Key challenges in the data preparation process

data preparation

Data preparation is a process of manipulating and organizing raw data before analysis. It is typically an iterative process of manipulating raw, unstructured, and messy data into a more structured and useful form. The preparation process consists of major activities (or tasks), including data profiling, cleansing, integration, and transformation.

In most cases, the preparation process consists of dozens of transformations that must be repeated several times. Despite technological advances for working with data, each of those transformations may involve much-handcrafted work and can consume a significant amount of time and effort.

Besides, data have many syntactic and semantic issues that can be bridged by careful automated or manual preparation and cleaning steps. However, current technology is still far from enabling a fully automatic transformation of data from its raw form to a shape and quality readily consumed by downstream applications.

Commercial (and academic) tools provide good user support and tooling for various preparation needs. Nevertheless, data preparation remains a largely manual task to be performed by data experts or by domain experts with data engineering skills. This post explores some of the most prominent challenges associated with data preparation tools.

1. Dataset pre-processing

Interestingly, most current data preparation tools require a pre-prepared or cleaned dataset as their input. Without this, the tools are more likely to misinterpret and load them improperly. Most tools also make the following broad assumptions:

  • Single table file (no multi-table files)
  • Specific file encoding
  • No preambles, comments, footnotes, etc.
  • No intermediate headers
  • Specific line-ending symbol
  • Homogeneous delimiters
  • Homogeneous escape symbols
  • Same number of fields per row

Some assumptions pose interesting problems, which need to be addressed separately, such as detecting tables in complex spreadsheets or converting HTML tables to relations.

2. User expertise

Another challenge in data preparation is the need for a combination of domain knowledge and IT knowledge for tool usability. Most tools require the user to be an expert in the dataset domain and have prior knowledge and understanding of the datasets and the data preparation goal.

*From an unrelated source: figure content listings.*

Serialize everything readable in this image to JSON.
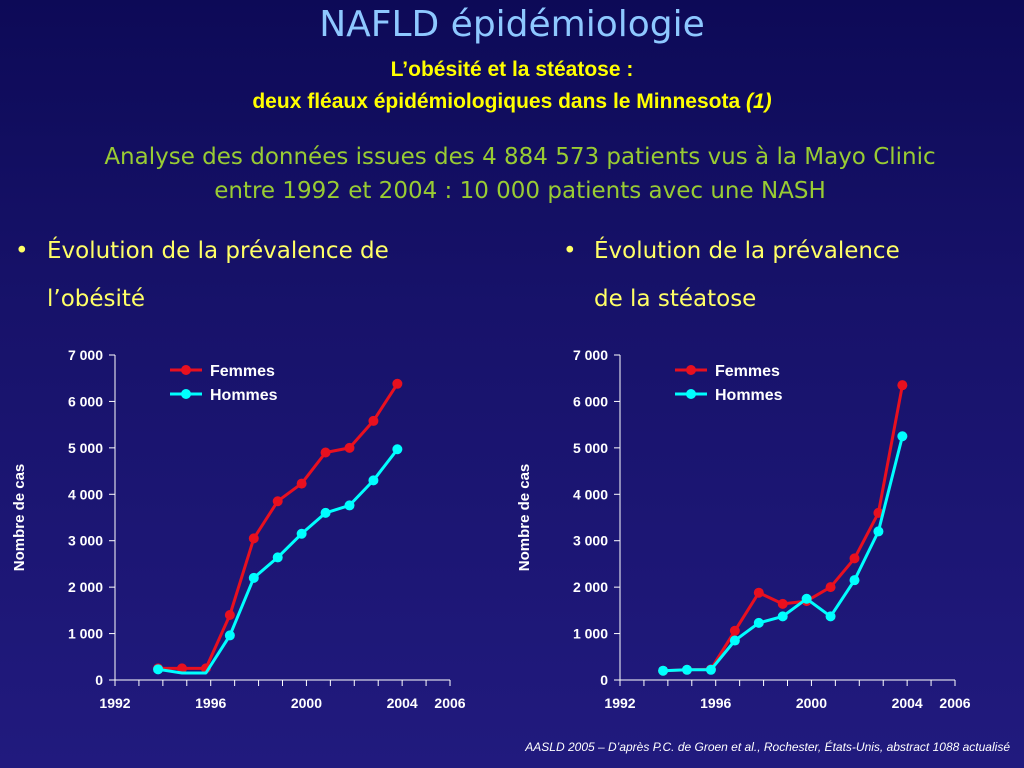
{
  "slide": {
    "title": "NAFLD épidémiologie",
    "subtitle_line1": "L’obésité et la stéatose :",
    "subtitle_line2_main": "deux fléaux épidémiologiques dans le Minnesota ",
    "subtitle_line2_ref": "(1)",
    "intro_line1": "Analyse des données issues des 4 884 573 patients vus à la Mayo Clinic",
    "intro_line2": "entre 1992 et 2004 : 10 000 patients avec une NASH",
    "bullet_glyph": "•",
    "left_bullet_line1": "Évolution de la prévalence de",
    "left_bullet_line2": "l’obésité",
    "right_bullet_line1": "Évolution de la prévalence",
    "right_bullet_line2": "de la stéatose",
    "footer": "AASLD 2005 – D’après P.C. de Groen et al., Rochester, États-Unis, abstract 1088 actualisé"
  },
  "chart_data": [
    {
      "type": "line",
      "title": "",
      "xlabel": "",
      "ylabel": "Nombre de cas",
      "xlim": [
        1992,
        2006
      ],
      "ylim": [
        0,
        7000
      ],
      "x_ticks": [
        1992,
        1996,
        2000,
        2004,
        2006
      ],
      "x_tick_labels": [
        "1992",
        "1996",
        "2000",
        "2004",
        "2006"
      ],
      "y_ticks": [
        0,
        1000,
        2000,
        3000,
        4000,
        5000,
        6000,
        7000
      ],
      "y_tick_labels": [
        "0",
        "1 000",
        "2 000",
        "3 000",
        "4 000",
        "5 000",
        "6 000",
        "7 000"
      ],
      "legend": "top-left",
      "grid": false,
      "series": [
        {
          "name": "Femmes",
          "color": "#e8101f",
          "points": [
            [
              1993.8,
              250
            ],
            [
              1994.8,
              250
            ],
            [
              1995.8,
              250
            ],
            [
              1996.8,
              1400
            ],
            [
              1997.8,
              3050
            ],
            [
              1998.8,
              3850
            ],
            [
              1999.8,
              4230
            ],
            [
              2000.8,
              4900
            ],
            [
              2001.8,
              5000
            ],
            [
              2002.8,
              5580
            ],
            [
              2003.8,
              6380
            ]
          ],
          "markers": true
        },
        {
          "name": "Hommes",
          "color": "#00ffff",
          "points": [
            [
              1993.8,
              230
            ],
            [
              1994.8,
              150
            ],
            [
              1995.8,
              150
            ],
            [
              1996.8,
              960
            ],
            [
              1997.8,
              2200
            ],
            [
              1998.8,
              2640
            ],
            [
              1999.8,
              3150
            ],
            [
              2000.8,
              3600
            ],
            [
              2001.8,
              3760
            ],
            [
              2002.8,
              4300
            ],
            [
              2003.8,
              4970
            ]
          ],
          "markers": true,
          "marker_x": [
            1993.8,
            1996.8,
            1997.8,
            1998.8,
            1999.8,
            2000.8,
            2001.8,
            2002.8,
            2003.8
          ]
        }
      ]
    },
    {
      "type": "line",
      "title": "",
      "xlabel": "",
      "ylabel": "Nombre de cas",
      "xlim": [
        1992,
        2006
      ],
      "ylim": [
        0,
        7000
      ],
      "x_ticks": [
        1992,
        1996,
        2000,
        2004,
        2006
      ],
      "x_tick_labels": [
        "1992",
        "1996",
        "2000",
        "2004",
        "2006"
      ],
      "y_ticks": [
        0,
        1000,
        2000,
        3000,
        4000,
        5000,
        6000,
        7000
      ],
      "y_tick_labels": [
        "0",
        "1 000",
        "2 000",
        "3 000",
        "4 000",
        "5 000",
        "6 000",
        "7 000"
      ],
      "legend": "top-left",
      "grid": false,
      "series": [
        {
          "name": "Femmes",
          "color": "#e8101f",
          "points": [
            [
              1993.8,
              200
            ],
            [
              1994.8,
              220
            ],
            [
              1995.8,
              230
            ],
            [
              1996.8,
              1060
            ],
            [
              1997.8,
              1880
            ],
            [
              1998.8,
              1640
            ],
            [
              1999.8,
              1700
            ],
            [
              2000.8,
              2000
            ],
            [
              2001.8,
              2620
            ],
            [
              2002.8,
              3600
            ],
            [
              2003.8,
              6350
            ]
          ],
          "markers": true
        },
        {
          "name": "Hommes",
          "color": "#00ffff",
          "points": [
            [
              1993.8,
              200
            ],
            [
              1994.8,
              220
            ],
            [
              1995.8,
              220
            ],
            [
              1996.8,
              850
            ],
            [
              1997.8,
              1230
            ],
            [
              1998.8,
              1370
            ],
            [
              1999.8,
              1750
            ],
            [
              2000.8,
              1370
            ],
            [
              2001.8,
              2150
            ],
            [
              2002.8,
              3200
            ],
            [
              2003.8,
              5250
            ]
          ],
          "markers": true
        }
      ]
    }
  ]
}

Moreover, beyond simple predicates, most tools allow regular expressions to match, split, or delete data. A typical domain expert cannot be expected to formulate often intricate regular expressions.

3. Lack of intelligent solutions

Most tools offer useful data preparation functions. However, most tools and preparators lack intelligent solutions for more automated data preparation tasks. For example, deduplicate data removes duplicate records from a source. Most tools deduplicate data only on exact match conditions, a more sophisticated version would involve deduplication based on similarity measures. Another problem for many tools is column heterogeneity, i.e., if columns contain data in multiple formats. Users need to manually filter those different groups and prepare them separately. Automatic homogenization would be helpful but may also pose a challenge.

4. Preparation pipelining

Data preparation is not a one-step process. Rather, it involves many subsequent steps organized in a preparation pipeline to gradually transform a dataset toward the desired output. Creating and managing pipelines yields many system-level challenges, such as preparation suggestions, pipeline adaption, and pipeline optimization, which must be addressed accordingly.

5. Data source diversity

Data preparation becomes an even bigger issue when considering data collected from various sources. Collecting data from too many sources becomes complicated with too many dubious variations, such as subtleties, abbreviations, and misspellings in human language. Besides, each data type also needs to be linked somehow with other types. This makes preparing the data a more complex task.

6. Data quality

Another significant barrier is insufficient data quality. Poor data quality has far-reaching effects and negative consequences, including less effective decision-making, reduced ability to make and execute strategy, customer dissatisfaction, lower performance, and increased operational cost. Poor quality data constitutes a significant cost factor for many companies since time, and other resources are spent detecting and correcting errors.

7. Integration with BI and analytics tools

Another common barrier is that data preparation is poorly integrated with BI and analytics tools. Users of self-service BI and visual analytics tools are often frustrated as they try to move beyond exploratory projects and deepen their interaction with more data. The performance will slow down, sometimes, because the activity goes beyond the tool’s technical limits for manipulating, filtering, blending, and enriching the data. The problems could be due to the organization’s data preparation processes, which may not be set up to handle numerous ad hoc questions.